In my opinion, it is necessary to analyze and closely forecast the situation both domestically and abroad, and proactively create both immediate and long-term solutions. Analysis and predictions need to be realistic and ignore fantastical achievement obsessions in order to create these effective solutions. Violations of capital market regulations should be curbed, resolved quickly and fairly, ensuring the legitimate interests of investors.
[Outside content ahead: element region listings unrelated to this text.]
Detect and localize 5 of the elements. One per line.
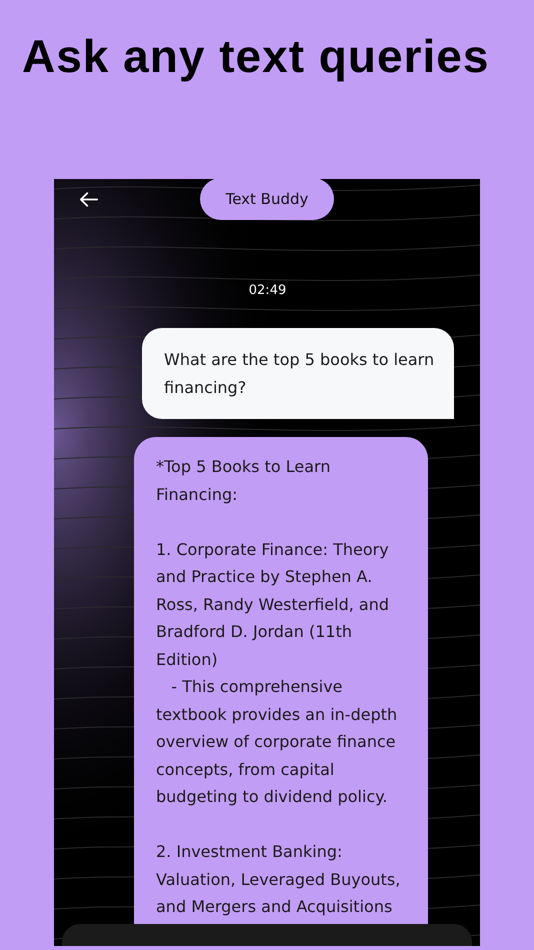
user-message: What are the top 5 books to learn financing? <box>142 328 454 419</box>
bot-message: *Top 5 Books to Learn Financing: 1. Corporate Finance: Theory and Practice by Stephen A. Ross, Randy Westerfield, and Bradford D. Jordan (11th Edition) - This comprehensive textbook provides an in-depth overview of corporate finance concepts, from capital budgeting to dividend policy. 2. Investment Banking: Valuation, Leveraged Buyouts, and Mergers and Acquisitions <box>134 437 428 924</box>
headline: Ask any text queries <box>21 29 490 84</box>
chat-title: Text Buddy <box>200 179 334 220</box>
timestamp: 02:49 <box>248 283 286 298</box>
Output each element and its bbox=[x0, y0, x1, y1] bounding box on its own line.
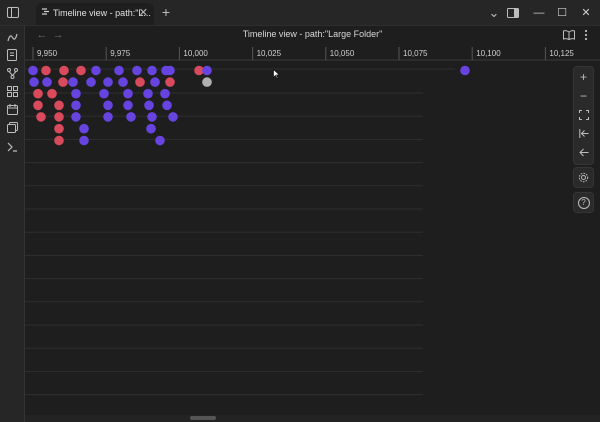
timeline-dot-purple[interactable] bbox=[126, 112, 136, 122]
timeline-dot-red[interactable] bbox=[76, 65, 86, 76]
timeline-dot-red[interactable] bbox=[135, 77, 145, 87]
timeline-dot-purple[interactable] bbox=[103, 77, 113, 87]
zoom-in-button[interactable]: + bbox=[574, 67, 593, 86]
close-window-button[interactable]: ✕ bbox=[570, 0, 600, 25]
timeline-dot-purple[interactable] bbox=[460, 65, 470, 76]
ruler-tick-label: 10,025 bbox=[257, 49, 282, 58]
ruler-tick-label: 10,000 bbox=[183, 49, 208, 58]
timeline-dot-red[interactable] bbox=[33, 88, 43, 99]
timeline-dot-red[interactable] bbox=[54, 135, 64, 146]
chevron-down-icon[interactable]: ⌄ bbox=[486, 0, 502, 25]
settings-button[interactable] bbox=[573, 167, 594, 188]
branch-icon[interactable] bbox=[0, 64, 24, 82]
title-bar: Timeline view - path:"L... ✕ + ⌄ — ☐ ✕ bbox=[0, 0, 600, 26]
timeline-dot-red[interactable] bbox=[59, 65, 69, 76]
timeline-dot-purple[interactable] bbox=[114, 65, 124, 76]
scrollbar-thumb[interactable] bbox=[190, 416, 216, 420]
timeline-dot-purple[interactable] bbox=[79, 135, 89, 146]
help-button[interactable]: ? bbox=[573, 192, 594, 213]
more-options-icon[interactable] bbox=[579, 26, 593, 44]
timeline-dot-purple[interactable] bbox=[91, 65, 101, 76]
fit-view-button[interactable] bbox=[574, 105, 593, 124]
timeline-dot-purple[interactable] bbox=[155, 135, 165, 146]
timeline-dot-grey[interactable] bbox=[202, 77, 212, 87]
timeline-dot-purple[interactable] bbox=[147, 112, 157, 122]
timeline-dot-purple[interactable] bbox=[165, 65, 175, 76]
horizontal-scrollbar[interactable] bbox=[25, 415, 600, 422]
timeline-dot-red[interactable] bbox=[165, 77, 175, 87]
timeline-tab-icon bbox=[41, 7, 50, 18]
timeline-dot-red[interactable] bbox=[54, 100, 64, 111]
timeline-dot-red[interactable] bbox=[54, 112, 64, 122]
timeline-dot-purple[interactable] bbox=[202, 65, 212, 76]
timeline-dot-red[interactable] bbox=[54, 123, 64, 134]
gear-icon bbox=[578, 172, 589, 183]
timeline-dot-purple[interactable] bbox=[150, 77, 160, 87]
jump-start-icon bbox=[578, 129, 588, 138]
graph-icon[interactable] bbox=[0, 28, 24, 46]
sidebar-toggle-icon[interactable] bbox=[4, 0, 22, 25]
scroll-left-button[interactable] bbox=[574, 143, 593, 162]
ruler-tick-label: 10,075 bbox=[403, 49, 428, 58]
split-view-icon[interactable] bbox=[505, 0, 521, 25]
timeline-dot-purple[interactable] bbox=[86, 77, 96, 87]
ruler-tick-label: 10,125 bbox=[549, 49, 574, 58]
copy-icon[interactable] bbox=[0, 118, 24, 136]
timeline-dot-purple[interactable] bbox=[160, 88, 170, 99]
timeline-dot-purple[interactable] bbox=[168, 112, 178, 122]
ruler-tick-label: 9,950 bbox=[37, 49, 58, 58]
mouse-cursor-icon bbox=[273, 68, 281, 82]
timeline-dot-purple[interactable] bbox=[29, 77, 39, 87]
arrow-left-icon bbox=[578, 148, 588, 157]
timeline-dot-purple[interactable] bbox=[132, 65, 142, 76]
fit-view-icon bbox=[578, 109, 589, 120]
timeline-dot-purple[interactable] bbox=[71, 100, 81, 111]
timeline-dot-purple[interactable] bbox=[71, 88, 81, 99]
tab-timeline-view[interactable]: Timeline view - path:"L... ✕ bbox=[36, 3, 154, 25]
files-icon[interactable] bbox=[0, 46, 24, 64]
timeline-dot-purple[interactable] bbox=[68, 77, 78, 87]
tab-label: Timeline view - path:"L... bbox=[53, 8, 151, 18]
timeline-dot-purple[interactable] bbox=[118, 77, 128, 87]
timeline-dot-red[interactable] bbox=[41, 65, 51, 76]
new-tab-button[interactable]: + bbox=[159, 3, 173, 21]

Other tasks such as harmonizing macroeconomic policies, balancing interest rates and exchange rates, balancing the control of inflation and growth, balancing government support of both individuals and businesses while also balancing immediate and long-term budgets will be key. Removing economic obstacles — especially in terms of legal red tape surrounding capital — for businesses and investors will also be crucial. Accelerating the disbursement of public investment and recovery programs while resolving lingering issues will all require a willingness to take responsibility in management.
In 2023, the fight against corruption will continue. The fear of making mistakes, the shying away of taking responsibility may still take place, so we’ll need flexible solutions and mechanisms to protect enterprising people. Businesses and investors should also restructure, promote digital transformation, reduce costs, increase openness, transparency, professionalism and employ better risk management.
These policies and solutions should be a crucial therapeutic medicine to help increase the self-reliance and resilience of the Vietnamese economy so we can continue to improve in 2023.
*Can Van Luc is an economist. He currently works as chief economist with state-owned lender BIDV.